Clean the saucepan, fill it with water, and bring it to a boil over high heat. Keep the water boiling so it is ready for the bean threads.
Heat a large wok over high heat. Add enough oil to come about 1 inch up the sides of the wok, and heat it 325°F. Carefully add the bean threads, and cook until they turn golden brown, about 10 seconds. Using a wide mesh strainer, transfer them to the boiling water, turn off the heat, and let them soak until softened, about 1 minute. Drain in a colander. Place the bean threads on a cutting board, cut them into 1 1/2-inch-long pieces, and set them aside. Discard the oil from the wok.

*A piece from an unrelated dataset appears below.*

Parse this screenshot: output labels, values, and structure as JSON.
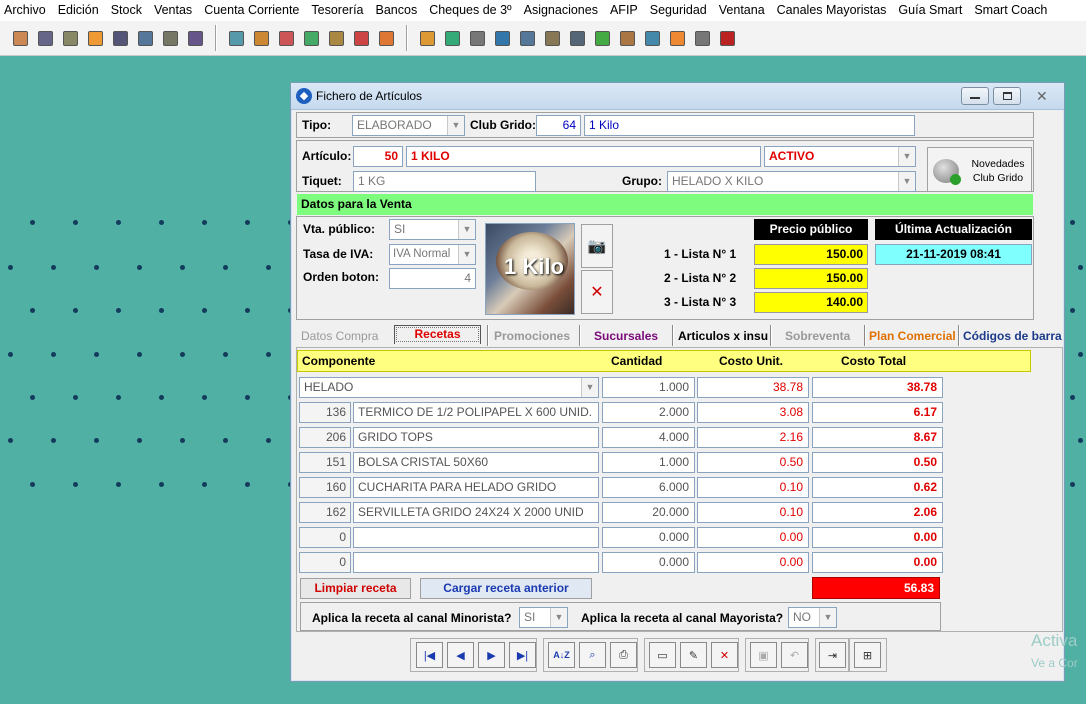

Add 1/4 cup oil to a flameproof casserole or Dutch oven and heat over high heat. Add the scallions, ginger, and dried chilies, and stir-fry until they are fragrant, about 15 seconds. Add the lamb and stir-fry until the lamb is browned, about 2 1/2 minutes. Stir in the rice wine, star anise, and cinnamon stick, then they soy sauce, rock sugar, and 3 cups of water, and bring to a boil. Reduce the heat to medium-low. Cover the wok and simmer at a gentle bubble for 40 minutes. Add the bean threads, cover, and continue simmering for 20 minutes.
Add the carrot, mushrooms, and fermented bean curd, if using, to the wok. Mash the bean curd on the side of the wok and stir it into the sauce. Simmer, covered, for 15 minutes, until the lamb and carrots are tender. (The stew can be made up to 1 day ahead, cooled, covered, and refrigerated. Scrape off and discard the solidified fat from the surface. Reheat gently before serving.)
Skin off and discard the fat from the surface of the sauce. Remove the star anise, cinnamon, and chilies, and serve hot.